Scientists Help Maintain Devil’s Hole Pupfish Population
November 1, 2004

Release from: Associated Press

LAS VEGAS — For three decades, they’ve swum in the 92-degree spring water that biologists channeled from a crevice in the rocks above Lake Mohave to a concrete tank near Hoover Dam.

Without much fanfare from the scientists behind this long-term project, the obscure, rectangular tank, smaller than a backyard swimming pool, has been holding a few handfuls of one of the rarest fish on Earth, the endangered Devil’s Hole pupfish.

The “refugium,” as its called, is a smaller version of the deep pool and algae-covered shelf at Devil’s Hole, a water-filled, limestone cave in the Mojave Desert, 90 miles northwest of Las Vegas.

Once known as a bathtub for miners, the pool is a fragile ecosystem that for 60,000 years has been home to the tiny fish that now number fewer than 400.

The structure at Hoover Dam was built in 1972 under an agreement between state and federal wildlife agencies as an insurance policy in case the pupfish population at Devil’s Hole ever fell victim to catastrophe. A flash flood, for example, could disrupt the shelf and change the material composition of the pool or its temperature.

Jim Heinrich, a fisheries biologist for the Nevada Department of Wildlife, has maintained the Hoover Dam tank since the early 1990s. He knows how fragile the Devil’s Hole system is.

“We hope we never have to use fish from this refugium, but you never know,” Heinrich said.

At last count, Devil’s Hole had 219 pupfish. It’s the only place on Earth they can be found except in captivity at the Hoover Dam tank and another structure at Ash Meadows National Wildlife Refuge.

Combined, there are 379 Devil’s Hole pupfish left on the planet, including 74 at Hoover Dam.

Biologists hope they can maintain those numbers to keep the endangered species from extinction.

Measuring up to an inch long, the Devil’s Hole pupfish is a unique breed. Unlike other species, it doesn’t have pelvic fins.

In clear spring water, the males at times have a neon blue appearance when sunlight pierces the water. They flit about from nooks and crannies, sometimes chasing females around and other times pausing to nibble on algae and organisms.

What fascinates scientists is how the Devil’s Hole pupfish has managed to maintain a viable gene pool with so few fish in the mix.

The Hoover Dam pupfish are the descendants of eight fish from the original transplant.

Living perhaps only a year or two, their offspring and generations later survived a breakdown in the plumbing system that caused a die-off in the mid-1980s, Heinrich said.

“These fish need 90-degree water or they die,” he said.

His colleague, Brian Hobbs at the Department of Wildlife’s Las Vegas office, said scientists are trying to comprehend mysteries surrounding the pupfish. How did they get there in the first place? How do they survive and propagate with so few fish in the population?

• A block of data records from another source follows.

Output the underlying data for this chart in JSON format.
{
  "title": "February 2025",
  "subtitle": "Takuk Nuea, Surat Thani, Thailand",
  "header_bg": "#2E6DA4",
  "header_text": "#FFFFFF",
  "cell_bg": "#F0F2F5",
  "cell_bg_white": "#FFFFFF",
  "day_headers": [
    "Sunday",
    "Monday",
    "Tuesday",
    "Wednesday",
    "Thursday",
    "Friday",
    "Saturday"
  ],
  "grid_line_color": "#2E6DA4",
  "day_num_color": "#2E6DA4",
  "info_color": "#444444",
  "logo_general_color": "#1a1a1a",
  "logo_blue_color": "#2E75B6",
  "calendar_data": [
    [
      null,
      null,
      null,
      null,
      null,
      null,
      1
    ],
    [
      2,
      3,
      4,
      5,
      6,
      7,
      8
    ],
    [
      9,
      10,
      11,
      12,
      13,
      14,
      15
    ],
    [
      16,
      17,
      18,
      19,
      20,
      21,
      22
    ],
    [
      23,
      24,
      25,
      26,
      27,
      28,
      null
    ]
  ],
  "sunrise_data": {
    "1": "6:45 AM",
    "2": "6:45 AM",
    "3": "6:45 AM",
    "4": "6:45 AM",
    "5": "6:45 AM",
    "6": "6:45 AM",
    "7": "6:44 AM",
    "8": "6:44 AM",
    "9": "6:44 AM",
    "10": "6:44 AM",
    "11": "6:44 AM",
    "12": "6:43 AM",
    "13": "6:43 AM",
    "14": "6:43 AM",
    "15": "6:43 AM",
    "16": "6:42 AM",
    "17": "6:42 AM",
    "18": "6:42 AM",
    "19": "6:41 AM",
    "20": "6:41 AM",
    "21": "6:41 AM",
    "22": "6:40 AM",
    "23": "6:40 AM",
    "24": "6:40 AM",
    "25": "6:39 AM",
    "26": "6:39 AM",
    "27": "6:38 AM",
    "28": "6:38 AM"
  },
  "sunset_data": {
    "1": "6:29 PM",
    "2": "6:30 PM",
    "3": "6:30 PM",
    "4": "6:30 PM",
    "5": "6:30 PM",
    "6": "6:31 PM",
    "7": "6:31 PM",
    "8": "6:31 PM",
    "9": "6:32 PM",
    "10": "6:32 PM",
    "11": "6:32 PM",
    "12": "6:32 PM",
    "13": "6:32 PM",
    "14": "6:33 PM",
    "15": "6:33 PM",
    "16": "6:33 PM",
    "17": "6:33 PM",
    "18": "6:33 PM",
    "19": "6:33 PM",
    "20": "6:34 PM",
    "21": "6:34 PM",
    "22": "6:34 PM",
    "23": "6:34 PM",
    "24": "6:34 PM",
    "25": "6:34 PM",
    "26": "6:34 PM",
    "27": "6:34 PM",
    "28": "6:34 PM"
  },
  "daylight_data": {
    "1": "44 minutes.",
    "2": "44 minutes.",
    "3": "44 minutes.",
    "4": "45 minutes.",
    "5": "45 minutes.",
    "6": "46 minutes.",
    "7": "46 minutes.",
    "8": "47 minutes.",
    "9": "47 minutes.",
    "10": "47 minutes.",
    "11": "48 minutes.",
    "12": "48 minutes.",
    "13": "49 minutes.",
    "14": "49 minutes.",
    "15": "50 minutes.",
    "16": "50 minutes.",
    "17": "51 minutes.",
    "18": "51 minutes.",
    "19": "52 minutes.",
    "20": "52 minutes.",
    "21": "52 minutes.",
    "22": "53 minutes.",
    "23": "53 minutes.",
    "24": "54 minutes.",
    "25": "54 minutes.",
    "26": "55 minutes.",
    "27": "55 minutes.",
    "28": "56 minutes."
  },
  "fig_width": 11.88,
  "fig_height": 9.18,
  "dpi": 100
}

“We don’t understand how they’ve persisted in those systems without some serious, catastrophic bottlenecks,” Hobbs said.

Hobbs noted that if something should ever happen to the natural population at Devil’s Hole, no one’s really sure whether transplants coming from the Hoover Dam tank would survive their new digs.

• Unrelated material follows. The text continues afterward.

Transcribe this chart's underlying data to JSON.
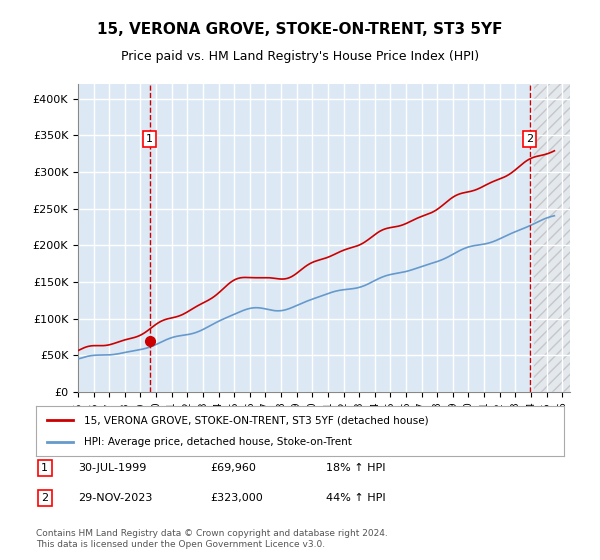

The Hoover Dam population, because of an adequate food supply, are lunkers compared to their smaller cousins at Devil’s Hole. They might not be able to adapt to a less fertile place.

Hobbs said that’s why wildlife biologists are planning to build another refugium, one that better replicates the actual conditions of water temperature, oxygen content, sunlight and algae in Devil’s Hole.

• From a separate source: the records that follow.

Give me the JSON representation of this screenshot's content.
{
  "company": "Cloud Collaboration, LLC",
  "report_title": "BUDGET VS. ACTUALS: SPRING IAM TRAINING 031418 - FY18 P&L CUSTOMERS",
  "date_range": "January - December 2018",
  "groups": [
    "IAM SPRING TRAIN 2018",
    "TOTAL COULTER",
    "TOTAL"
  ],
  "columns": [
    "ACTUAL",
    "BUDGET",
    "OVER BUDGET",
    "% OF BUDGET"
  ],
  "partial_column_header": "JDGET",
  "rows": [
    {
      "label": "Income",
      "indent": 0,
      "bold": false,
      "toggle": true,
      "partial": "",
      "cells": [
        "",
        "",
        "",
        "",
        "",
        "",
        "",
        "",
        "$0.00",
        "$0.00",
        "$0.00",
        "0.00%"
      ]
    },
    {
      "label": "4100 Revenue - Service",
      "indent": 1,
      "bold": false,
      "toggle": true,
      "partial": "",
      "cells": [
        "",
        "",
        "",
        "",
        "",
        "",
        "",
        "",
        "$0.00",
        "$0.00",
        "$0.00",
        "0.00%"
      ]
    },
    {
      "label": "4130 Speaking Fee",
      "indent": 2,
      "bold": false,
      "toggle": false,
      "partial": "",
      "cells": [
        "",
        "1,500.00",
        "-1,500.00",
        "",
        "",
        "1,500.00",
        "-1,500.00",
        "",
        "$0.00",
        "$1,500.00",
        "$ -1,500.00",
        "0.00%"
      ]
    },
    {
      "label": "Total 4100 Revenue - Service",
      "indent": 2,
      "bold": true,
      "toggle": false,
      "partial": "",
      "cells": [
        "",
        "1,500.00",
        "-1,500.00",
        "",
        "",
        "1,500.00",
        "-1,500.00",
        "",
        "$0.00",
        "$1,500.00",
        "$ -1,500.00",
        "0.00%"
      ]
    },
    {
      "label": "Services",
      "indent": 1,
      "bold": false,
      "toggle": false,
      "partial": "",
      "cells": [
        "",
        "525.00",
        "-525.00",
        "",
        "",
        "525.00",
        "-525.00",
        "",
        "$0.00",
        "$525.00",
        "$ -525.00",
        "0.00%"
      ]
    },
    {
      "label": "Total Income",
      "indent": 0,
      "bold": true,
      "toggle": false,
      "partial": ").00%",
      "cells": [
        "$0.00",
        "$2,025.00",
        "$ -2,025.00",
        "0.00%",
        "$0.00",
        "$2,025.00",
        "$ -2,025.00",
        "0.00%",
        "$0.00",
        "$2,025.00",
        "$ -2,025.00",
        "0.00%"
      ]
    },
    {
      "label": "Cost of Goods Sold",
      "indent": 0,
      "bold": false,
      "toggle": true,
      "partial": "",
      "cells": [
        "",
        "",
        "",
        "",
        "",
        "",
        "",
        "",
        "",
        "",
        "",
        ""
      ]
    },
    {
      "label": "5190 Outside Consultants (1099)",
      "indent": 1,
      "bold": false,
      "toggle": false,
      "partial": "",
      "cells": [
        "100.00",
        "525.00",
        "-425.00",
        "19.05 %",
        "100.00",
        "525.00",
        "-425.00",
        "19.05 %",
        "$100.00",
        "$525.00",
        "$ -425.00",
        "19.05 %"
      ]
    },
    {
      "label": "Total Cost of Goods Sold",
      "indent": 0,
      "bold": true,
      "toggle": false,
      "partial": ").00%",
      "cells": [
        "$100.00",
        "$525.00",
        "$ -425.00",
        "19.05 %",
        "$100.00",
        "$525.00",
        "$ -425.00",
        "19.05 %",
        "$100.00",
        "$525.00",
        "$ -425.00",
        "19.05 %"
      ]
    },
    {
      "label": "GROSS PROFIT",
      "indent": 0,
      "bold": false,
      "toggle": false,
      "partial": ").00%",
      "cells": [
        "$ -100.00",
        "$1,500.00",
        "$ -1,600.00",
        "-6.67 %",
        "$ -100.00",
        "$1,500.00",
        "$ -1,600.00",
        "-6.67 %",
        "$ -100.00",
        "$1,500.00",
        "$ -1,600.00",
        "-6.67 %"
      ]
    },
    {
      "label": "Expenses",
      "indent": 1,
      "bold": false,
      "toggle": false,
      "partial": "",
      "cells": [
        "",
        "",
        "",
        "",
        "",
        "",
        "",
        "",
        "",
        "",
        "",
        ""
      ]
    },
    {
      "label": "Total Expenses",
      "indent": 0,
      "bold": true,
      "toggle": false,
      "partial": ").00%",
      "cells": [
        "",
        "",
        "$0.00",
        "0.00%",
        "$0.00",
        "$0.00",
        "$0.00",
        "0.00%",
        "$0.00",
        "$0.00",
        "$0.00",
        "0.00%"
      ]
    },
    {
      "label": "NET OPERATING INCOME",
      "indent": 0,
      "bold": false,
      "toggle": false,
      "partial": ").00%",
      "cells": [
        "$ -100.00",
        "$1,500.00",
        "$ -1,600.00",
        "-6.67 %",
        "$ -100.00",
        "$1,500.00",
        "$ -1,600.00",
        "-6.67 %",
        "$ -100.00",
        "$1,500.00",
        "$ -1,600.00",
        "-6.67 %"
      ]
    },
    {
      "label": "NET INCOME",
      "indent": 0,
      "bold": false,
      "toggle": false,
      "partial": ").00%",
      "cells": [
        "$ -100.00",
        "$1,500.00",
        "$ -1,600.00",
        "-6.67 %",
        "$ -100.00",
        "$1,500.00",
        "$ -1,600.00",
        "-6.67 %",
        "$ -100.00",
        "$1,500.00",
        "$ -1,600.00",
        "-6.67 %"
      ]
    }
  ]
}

Preventing the demise of species from pollution and loss of habitat is important, said Jim Deacon, a zoologist who founded the environmental studies program at the University of Nevada, Las Vegas, “not only for Devil’s Hole pupfish but all species on Earth.”

“Their natural time cycle gives us an index of the health of the planet. As we accelerate extinction of species, it’s like telling us the Earth is less and less capable of supporting life of various kinds,” Deacon said.

“The kicker is that we don’t know what kind of utility various species might have in the future. I believe we owe our children the opportunity of finding out if these things are useful.”